Godfather: A New Beginning

(For the audio version of this blog, please visit: http://brothersinchristcmf.org/wp-content/uploads/2022/09/Mass-Blog-for-the-25th-Sunday-in-Ordinary-Time-2022.mp3)

Humanity’s worst vice has always been envy of God’s power. That desire not only never ends well, it never ends. That’s the moral of the cinema’s classic Godfather saga. Michael Corleone—heir to his father’s crime kingdom—starts out as a reluctant heir to his father’s power over enemies and is eventually drawn wholeheartedly into it. He gradually commits more and more unspeakable crimes against humanity while assuming his father’s role as head of “The Family.”

At one point he thinks he might be able to escape this quagmire into which he was drawn, but then, when he thinks he’s out, as he famously says … “They pull me back in!”

The final installment, Godfather III, ends as an old and tired Michael Corleone gazes outward onto the world that created him, then looks back into his own soul, sorrowful for his misspent life. He’s cursed by the kingdom he chose. It leaves no room for atonement, and a concluding coda explains the regret that underlies this family curse:

“When the Sicilians wish you ‘Cent’anni’ … it means ‘for long life.’ … and a Sicilian never forgets.”

Or forgives, according to Director Francis Ford Coppola. He once explained Michael’s fate to an interviewer: “For his sins, he has a death worse than death.”

That is the kind of hell we contemplate through this Sunday’s readings. First, the prophet Amos speaks to us as if we were old Michael Corleone, contemplating our crimes (Am 8:4-7):

Hear this, you who trample upon the needy and destroy the poor of the land! … The LORD has sworn by the pride of Jacob:  Never will I forget a thing they have done!
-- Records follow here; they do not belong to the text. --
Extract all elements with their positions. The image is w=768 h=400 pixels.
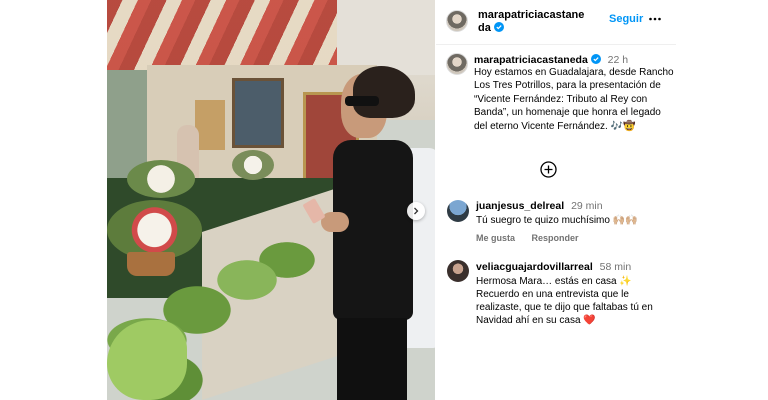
follow-button[interactable]: Seguir — [609, 13, 643, 25]
post-photo[interactable] — [107, 0, 435, 400]
avatar[interactable] — [447, 200, 469, 222]
header-username-block[interactable]: marapatriciacastaneda — [478, 9, 588, 35]
photo-flowers — [232, 150, 274, 180]
comment-like-button[interactable]: Me gusta — [476, 233, 515, 243]
add-circle-icon[interactable] — [540, 161, 557, 178]
avatar[interactable] — [446, 53, 468, 75]
comment-text: Tú suegro te quizo muchísimo 🙌🏼🙌🏼 — [476, 215, 638, 226]
chevron-right-icon — [414, 207, 419, 215]
post-side-panel: marapatriciacastaneda Seguir marapatrici… — [436, 0, 676, 400]
caption-header: marapatriciacastaneda 22 h — [474, 54, 628, 66]
instagram-post-window: marapatriciacastaneda Seguir marapatrici… — [0, 0, 768, 400]
comment-time: 58 min — [599, 261, 632, 273]
avatar[interactable] — [447, 260, 469, 282]
comment-actions: Me gusta Responder — [476, 233, 674, 243]
comment-item: juanjesus_delreal 29 min Tú suegro te qu… — [476, 200, 674, 243]
comment-header: veliacguajardovillarreal 58 min — [476, 261, 674, 273]
caption-time[interactable]: 22 h — [608, 54, 628, 66]
photo-flowers — [127, 160, 195, 198]
more-options-icon[interactable] — [648, 12, 662, 26]
comment-text: Hermosa Mara… estás en casa ✨ Recuerdo e… — [476, 276, 653, 326]
verified-badge-icon — [493, 22, 504, 32]
next-photo-button[interactable] — [407, 202, 425, 220]
photo-leaf — [107, 320, 187, 400]
comment-item: veliacguajardovillarreal 58 min Hermosa … — [476, 261, 674, 327]
caption-text: Hoy estamos en Guadalajara, desde Rancho… — [474, 67, 674, 132]
photo-woman-hands — [321, 212, 349, 232]
photo-altar-painting — [232, 78, 284, 148]
comment-header: juanjesus_delreal 29 min — [476, 200, 674, 212]
comment-username[interactable]: veliacguajardovillarreal — [476, 261, 593, 273]
comment-reply-button[interactable]: Responder — [532, 233, 579, 243]
comment-time: 29 min — [571, 200, 603, 212]
verified-badge-icon — [590, 54, 601, 64]
comment-username[interactable]: juanjesus_delreal — [476, 200, 564, 212]
photo-roof — [337, 0, 435, 75]
post-header: marapatriciacastaneda Seguir — [436, 0, 676, 44]
photo-woman-pants — [337, 318, 407, 400]
avatar[interactable] — [446, 10, 468, 32]
header-divider — [436, 44, 676, 45]
photo-sunglasses — [345, 96, 379, 106]
caption-username[interactable]: marapatriciacastaneda — [474, 54, 588, 66]
photo-altar-small — [195, 100, 225, 150]
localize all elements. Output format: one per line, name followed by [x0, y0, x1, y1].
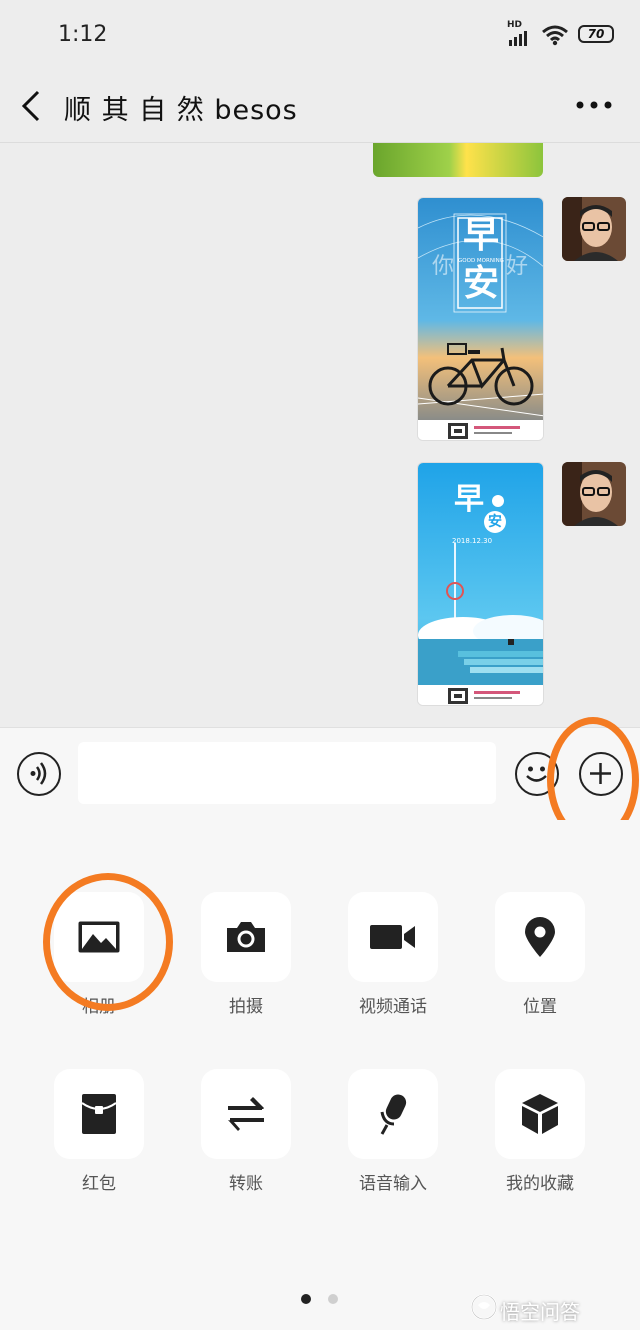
location-tile[interactable]: [495, 892, 585, 982]
favorites-tile[interactable]: [495, 1069, 585, 1159]
tool-video-call[interactable]: 视频通话: [347, 892, 439, 1017]
tool-favorites[interactable]: 我的收藏: [494, 1069, 586, 1194]
page-indicator: [328, 1294, 338, 1304]
camera-icon: [227, 922, 265, 952]
voice-wave-icon: [30, 762, 47, 785]
favorites-icon: [522, 1094, 558, 1134]
tool-label: 视频通话: [359, 997, 427, 1017]
tool-voice-input[interactable]: 语音输入: [347, 1069, 439, 1194]
voice-input-icon: [380, 1094, 407, 1135]
tool-label: 红包: [82, 1174, 116, 1194]
card-side-char-right: 好: [506, 254, 529, 279]
plus-icon: [590, 763, 611, 784]
emoji-icon: [526, 766, 547, 782]
message-input[interactable]: [78, 742, 496, 804]
transfer-tile[interactable]: [201, 1069, 291, 1159]
video-call-tile[interactable]: [348, 892, 438, 982]
more-options-icon[interactable]: [572, 90, 616, 120]
tool-album[interactable]: 相册: [53, 892, 145, 1017]
card-big-char-1: 早: [454, 482, 484, 517]
function-panel: 相册 拍摄 视频通话 位置 红包 转账 语音输入 我的收藏: [0, 820, 640, 1330]
chat-title: 顺 其 自 然 besos: [64, 95, 298, 126]
voice-toggle-button[interactable]: [17, 752, 61, 796]
more-functions-button[interactable]: [579, 752, 623, 796]
tool-camera[interactable]: 拍摄: [200, 892, 292, 1017]
signal-icon: [509, 31, 527, 46]
card-date: 2018.12.30: [452, 537, 493, 545]
card-big-char-2: 安: [462, 263, 499, 304]
voice-input-tile[interactable]: [348, 1069, 438, 1159]
tool-label: 我的收藏: [506, 1174, 574, 1194]
wukong-logo-icon: [471, 1294, 497, 1320]
tool-red-packet[interactable]: 红包: [53, 1069, 145, 1194]
tool-label: 拍摄: [229, 997, 263, 1017]
image-message-partial[interactable]: [373, 143, 543, 177]
bicycle-icon: [428, 343, 534, 406]
red-packet-icon: [81, 1094, 117, 1134]
transfer-icon: [228, 1097, 264, 1131]
tool-label: 相册: [82, 997, 116, 1017]
wifi-icon: [542, 25, 568, 46]
page-indicator-active: [301, 1294, 311, 1304]
video-call-icon: [370, 925, 415, 949]
chat-messages: 早 GOOD MORNING 你 好 安 早 安 2018.12.30: [0, 143, 640, 727]
avatar[interactable]: [562, 197, 626, 261]
emoji-button[interactable]: [515, 752, 559, 796]
avatar[interactable]: [562, 462, 626, 526]
chat-header: 顺 其 自 然 besos: [0, 70, 640, 143]
tool-label: 位置: [523, 997, 557, 1017]
status-bar: 1:12 HD 70: [0, 0, 640, 70]
album-tile[interactable]: [54, 892, 144, 982]
card-side-char-left: 你: [432, 254, 455, 279]
back-arrow-icon[interactable]: [18, 88, 48, 124]
tool-label: 语音输入: [359, 1174, 427, 1194]
tool-transfer[interactable]: 转账: [200, 1069, 292, 1194]
input-bar: [0, 727, 640, 821]
album-icon: [78, 921, 120, 953]
location-icon: [525, 917, 555, 957]
image-message[interactable]: 早 GOOD MORNING 你 好 安: [417, 197, 544, 441]
battery-indicator: 70: [578, 25, 614, 43]
user-avatar-image: [562, 197, 626, 261]
tool-location[interactable]: 位置: [494, 892, 586, 1017]
red-packet-tile[interactable]: [54, 1069, 144, 1159]
card-big-char-2: 安: [484, 511, 506, 533]
network-type-label: HD: [507, 20, 523, 30]
card-big-char-1: 早: [462, 215, 499, 256]
user-avatar-image: [562, 462, 626, 526]
watermark-text: 悟空问答: [500, 1300, 580, 1324]
image-message[interactable]: 早 安 2018.12.30: [417, 462, 544, 706]
camera-tile[interactable]: [201, 892, 291, 982]
tool-label: 转账: [229, 1174, 263, 1194]
status-time: 1:12: [58, 22, 108, 47]
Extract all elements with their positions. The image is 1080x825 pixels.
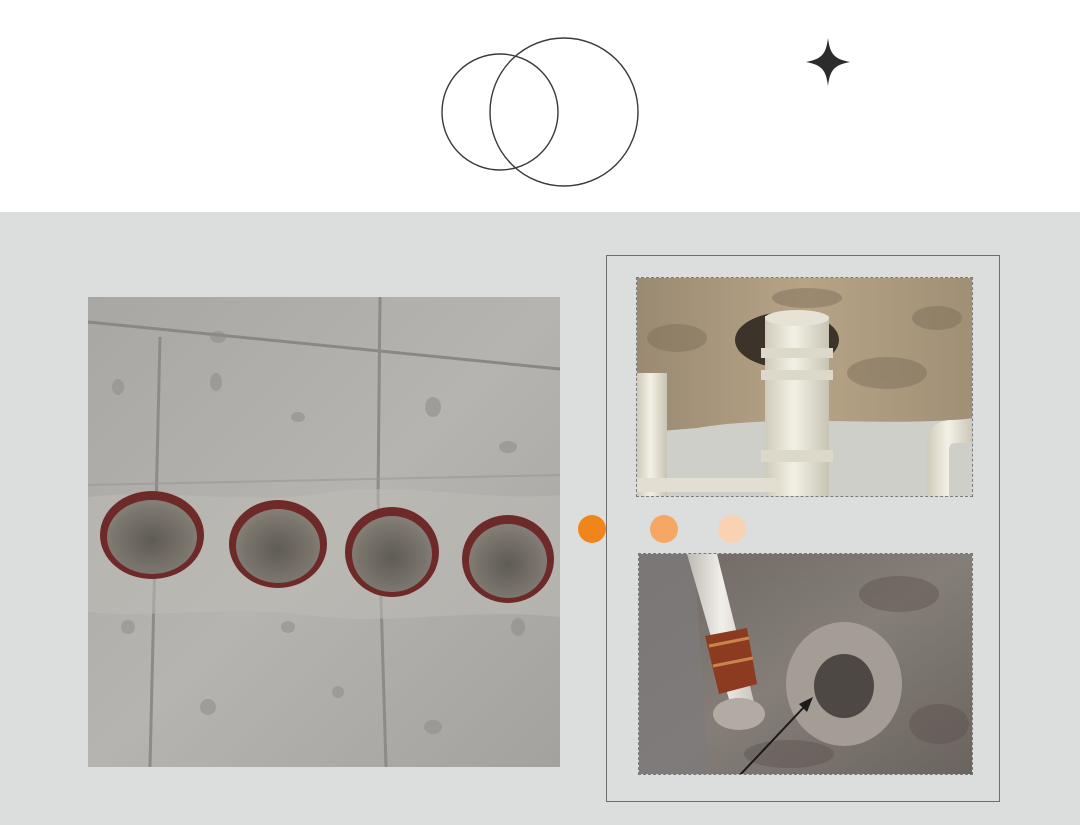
progress-dot-3: [718, 515, 746, 543]
ceiling-pvc-pipe-photo: [636, 277, 973, 497]
four-point-star-icon: [806, 38, 850, 86]
progress-dot-2: [650, 515, 678, 543]
floor-pipe-penetration-photo: [638, 553, 973, 775]
concrete-wall-pipe-holes-photo: [88, 297, 560, 767]
overlapping-circles-icon: [441, 37, 639, 187]
header-area: [0, 0, 1080, 212]
progress-dot-1: [578, 515, 606, 543]
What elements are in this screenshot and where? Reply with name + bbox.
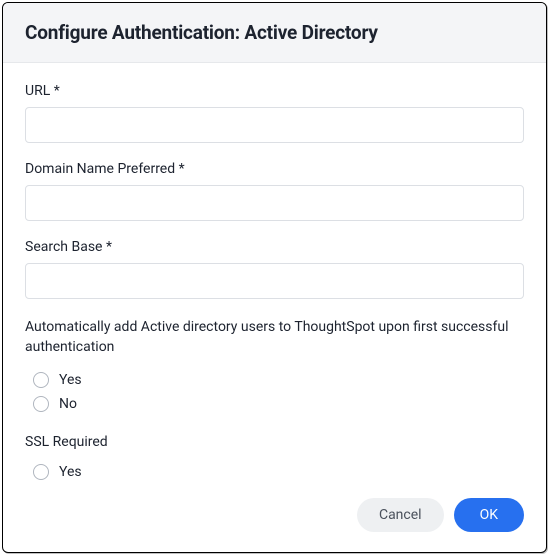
search-base-field-group: Search Base * — [25, 239, 524, 299]
auto-add-yes-label: Yes — [59, 372, 82, 388]
configure-auth-dialog: Configure Authentication: Active Directo… — [2, 2, 547, 553]
dialog-title: Configure Authentication: Active Directo… — [25, 21, 524, 44]
domain-name-input[interactable] — [25, 185, 524, 221]
ssl-yes-option[interactable]: Yes — [25, 460, 524, 484]
cancel-button[interactable]: Cancel — [357, 498, 444, 532]
radio-icon — [33, 372, 49, 388]
auto-add-no-option[interactable]: No — [25, 392, 524, 416]
url-label: URL * — [25, 83, 524, 99]
search-base-label: Search Base * — [25, 239, 524, 255]
dialog-header: Configure Authentication: Active Directo… — [3, 3, 546, 63]
auto-add-yes-option[interactable]: Yes — [25, 368, 524, 392]
domain-name-field-group: Domain Name Preferred * — [25, 161, 524, 221]
ssl-yes-label: Yes — [59, 464, 82, 480]
radio-icon — [33, 396, 49, 412]
url-input[interactable] — [25, 107, 524, 143]
dialog-body: URL * Domain Name Preferred * Search Bas… — [3, 63, 546, 484]
search-base-input[interactable] — [25, 263, 524, 299]
ok-button[interactable]: OK — [454, 498, 524, 532]
auto-add-radio-group: Yes No — [25, 368, 524, 416]
radio-icon — [33, 464, 49, 480]
ssl-required-label: SSL Required — [25, 434, 524, 450]
ssl-required-radio-group: Yes No — [25, 460, 524, 484]
auto-add-no-label: No — [59, 396, 77, 412]
domain-name-label: Domain Name Preferred * — [25, 161, 524, 177]
auto-add-label: Automatically add Active directory users… — [25, 317, 524, 358]
dialog-footer: Cancel OK — [3, 484, 546, 552]
url-field-group: URL * — [25, 83, 524, 143]
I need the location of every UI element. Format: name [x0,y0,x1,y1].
Thank God for Paul, who in our second reading from his letter to Timothy (1 Tm 2:1-8), guides the new Church’s leaders away from coveting God’s judgment seat and toward a life imitating their Master’s desire to forgive.

First of all, I ask that supplications, prayers, petitions, and thanksgivings be offered for everyone, for kings and for all in authority, that we may lead a quiet and tranquil life in all devotion and dignity. … It is my wish, then, that in every place the men should pray, lifting up holy hands, without anger or argument.

Finally, through the parable of the steward whose dishonesty curses him to a long life among others like him who know nothing of the tranquility or dignity Paul encourages, Jesus describes the moral of this man’s Godfather-like saga (Lk 16:1-13):

“If you are not trustworthy with what belongs to another, who will give you what is yours? No servant can serve two masters. He will either hate one and love the other, or be devoted to one and despise the other. You cannot serve both God and mammon.”

The good news is, God offers us forgiveness and release from our own hell of endless regret and opens the door to the peace of mind that comes with a new and eternal beginning. The first step outside ourselves is ours.